Gram Parsons' Seminal 1968 Country-Rock Album on Vinyl LP!
Cut All Analog from the Original Mono Masters!
TAS Rated 4/5 Music, 4.5/5 Sonics in the February 2023 Issue of The Absolute Sound!
This all-analog promenade through the seminal 1968 album by Gram Parsons' International Submarine Band is widely regarded as the record that launched the country-rock movement and was the first album to spotlight Parsons' charismatic vocals and visionary songwriting.
Often relegated to a footnote in Parsons' career, Safe at Home remains a foundational text in country-rock, laying out the parameters of this new subgenre and influencing subsequent generations of artists - country outlaws, alt. country punks, Americana string-bands, and Nashville insurgents. But it's more than just an artifact, and it's more than just the first confident effort by a restless artist who was hailed as a hero only after his untimely death. Safe at Home is, at heart, an inventive, lively album crackling with energy and ideas and offering fresh angles on familiar sounds. The International Submarine Band approached rock with no presumptions and, more crucially, approached country with no condescension.

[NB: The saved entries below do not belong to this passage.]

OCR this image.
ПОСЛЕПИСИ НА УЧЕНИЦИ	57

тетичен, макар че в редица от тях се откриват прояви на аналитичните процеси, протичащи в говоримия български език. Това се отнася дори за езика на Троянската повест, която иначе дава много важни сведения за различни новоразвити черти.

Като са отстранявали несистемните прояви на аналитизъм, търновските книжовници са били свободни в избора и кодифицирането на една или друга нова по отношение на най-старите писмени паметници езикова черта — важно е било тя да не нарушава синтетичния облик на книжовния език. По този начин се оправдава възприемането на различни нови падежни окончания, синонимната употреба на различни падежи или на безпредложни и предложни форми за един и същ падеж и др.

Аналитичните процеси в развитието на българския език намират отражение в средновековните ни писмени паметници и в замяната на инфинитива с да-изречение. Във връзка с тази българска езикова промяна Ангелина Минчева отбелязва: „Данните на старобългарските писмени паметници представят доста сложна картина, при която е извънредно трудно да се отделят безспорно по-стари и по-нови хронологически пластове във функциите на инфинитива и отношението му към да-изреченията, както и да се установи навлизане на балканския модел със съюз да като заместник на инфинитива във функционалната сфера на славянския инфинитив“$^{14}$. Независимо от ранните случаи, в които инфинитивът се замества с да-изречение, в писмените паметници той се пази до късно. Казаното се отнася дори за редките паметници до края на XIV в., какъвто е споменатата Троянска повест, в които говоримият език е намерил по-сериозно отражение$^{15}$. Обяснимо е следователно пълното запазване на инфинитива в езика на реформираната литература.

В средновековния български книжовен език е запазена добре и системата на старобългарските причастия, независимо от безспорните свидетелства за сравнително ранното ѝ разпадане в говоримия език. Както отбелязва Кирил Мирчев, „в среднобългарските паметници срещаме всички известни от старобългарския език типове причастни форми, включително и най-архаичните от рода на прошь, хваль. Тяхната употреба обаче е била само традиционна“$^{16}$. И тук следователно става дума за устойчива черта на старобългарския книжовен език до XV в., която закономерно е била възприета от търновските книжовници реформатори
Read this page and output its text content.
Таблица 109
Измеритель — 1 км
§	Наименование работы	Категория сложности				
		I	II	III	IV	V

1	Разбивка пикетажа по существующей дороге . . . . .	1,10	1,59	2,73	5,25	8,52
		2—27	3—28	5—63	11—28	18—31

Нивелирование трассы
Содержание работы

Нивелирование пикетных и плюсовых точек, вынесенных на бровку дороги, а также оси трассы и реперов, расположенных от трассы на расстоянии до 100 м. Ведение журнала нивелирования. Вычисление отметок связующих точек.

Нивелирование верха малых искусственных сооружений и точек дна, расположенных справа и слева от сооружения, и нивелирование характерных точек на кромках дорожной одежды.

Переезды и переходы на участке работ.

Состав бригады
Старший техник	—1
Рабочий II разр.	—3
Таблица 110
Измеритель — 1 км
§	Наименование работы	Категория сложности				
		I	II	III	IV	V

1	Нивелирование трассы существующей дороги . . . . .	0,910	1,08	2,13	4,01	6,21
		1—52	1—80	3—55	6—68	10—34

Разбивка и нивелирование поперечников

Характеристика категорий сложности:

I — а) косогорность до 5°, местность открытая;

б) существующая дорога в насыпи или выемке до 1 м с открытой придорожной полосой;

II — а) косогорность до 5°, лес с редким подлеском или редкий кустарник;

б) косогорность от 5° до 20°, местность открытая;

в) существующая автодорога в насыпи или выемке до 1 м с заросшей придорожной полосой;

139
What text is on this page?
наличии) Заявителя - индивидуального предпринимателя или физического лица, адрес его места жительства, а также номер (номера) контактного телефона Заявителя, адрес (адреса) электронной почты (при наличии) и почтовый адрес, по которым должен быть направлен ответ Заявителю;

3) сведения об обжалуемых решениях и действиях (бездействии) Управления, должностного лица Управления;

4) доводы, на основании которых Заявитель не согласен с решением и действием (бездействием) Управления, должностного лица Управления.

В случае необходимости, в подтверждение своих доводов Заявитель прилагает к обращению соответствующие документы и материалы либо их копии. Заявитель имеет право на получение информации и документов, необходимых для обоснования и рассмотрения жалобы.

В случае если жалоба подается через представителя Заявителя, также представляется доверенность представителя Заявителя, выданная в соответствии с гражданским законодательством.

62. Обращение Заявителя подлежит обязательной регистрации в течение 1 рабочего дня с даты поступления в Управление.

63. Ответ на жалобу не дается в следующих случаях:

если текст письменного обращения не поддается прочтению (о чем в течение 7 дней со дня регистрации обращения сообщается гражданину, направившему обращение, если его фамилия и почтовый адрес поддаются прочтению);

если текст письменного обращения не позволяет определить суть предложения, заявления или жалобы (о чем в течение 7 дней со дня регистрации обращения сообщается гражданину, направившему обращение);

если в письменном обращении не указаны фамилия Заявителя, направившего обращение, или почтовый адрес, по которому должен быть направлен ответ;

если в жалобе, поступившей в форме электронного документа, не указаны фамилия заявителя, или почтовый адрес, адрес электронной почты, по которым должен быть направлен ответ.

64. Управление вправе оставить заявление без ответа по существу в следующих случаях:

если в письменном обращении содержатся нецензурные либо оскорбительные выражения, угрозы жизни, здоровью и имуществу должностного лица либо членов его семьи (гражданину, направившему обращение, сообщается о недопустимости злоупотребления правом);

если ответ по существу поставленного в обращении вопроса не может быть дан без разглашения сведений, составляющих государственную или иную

That's even more apparent on the new mixes included in this edition, which isolate and emphasize Parsons' vocals. If the original mixes demonstrate his close chemistry with the other players, these new tracks reveal the care and consideration with which he approached country music, whether it's the profound ache in his voice on "I Still Miss Someone" or the desperation he conveys behind the taunts of "Strong Boy." He's not merely singing the songs, but interpreting them: plumbing their depths to see where their sentiments might align with his own experiences. He's writing the rules of country-rock with each word, with each note.
...Parsons' considerable gifts as a songwriter were already evident on tunes like 'Blue Eyes' and 'Luxury Liner'...his passion, understated wit, and deep love for country music are always in the forefront. And while Gram is the star of this show, his bandmates...are solid, soulful, and firmly in the pocket throughout. If Safe at Home sounds like a rough draft for Gram Parsons' later triumphs, it's also a fine record on its own terms, and leaves little doubt that the International Submarine Band's leader had something special right from the start.
These boozy, twangy tracks proved highly influential and laid the foundation for such 1980s outlaw-country acts as Steve Earle and Dwight Yoakam, as well as a generation of alt-country acts, from Uncle Tupelo to First-Aid Kit.
Features
- Vinyl LP
- Cut All Analog from the Original Mono Masters
Selections
Side I:
- Blue Eyes
- I Must Be Somebody Else You've Known
- A Satisfied Mind
- Folsom Prison Blues / That's All Right
- Knee Deep in the Blues
Side II:
- Miller's Cave
- I Still Miss Someone
- Luxury Liner
- Strong Boy
- Do You Know How It Feels to Be Lonesome?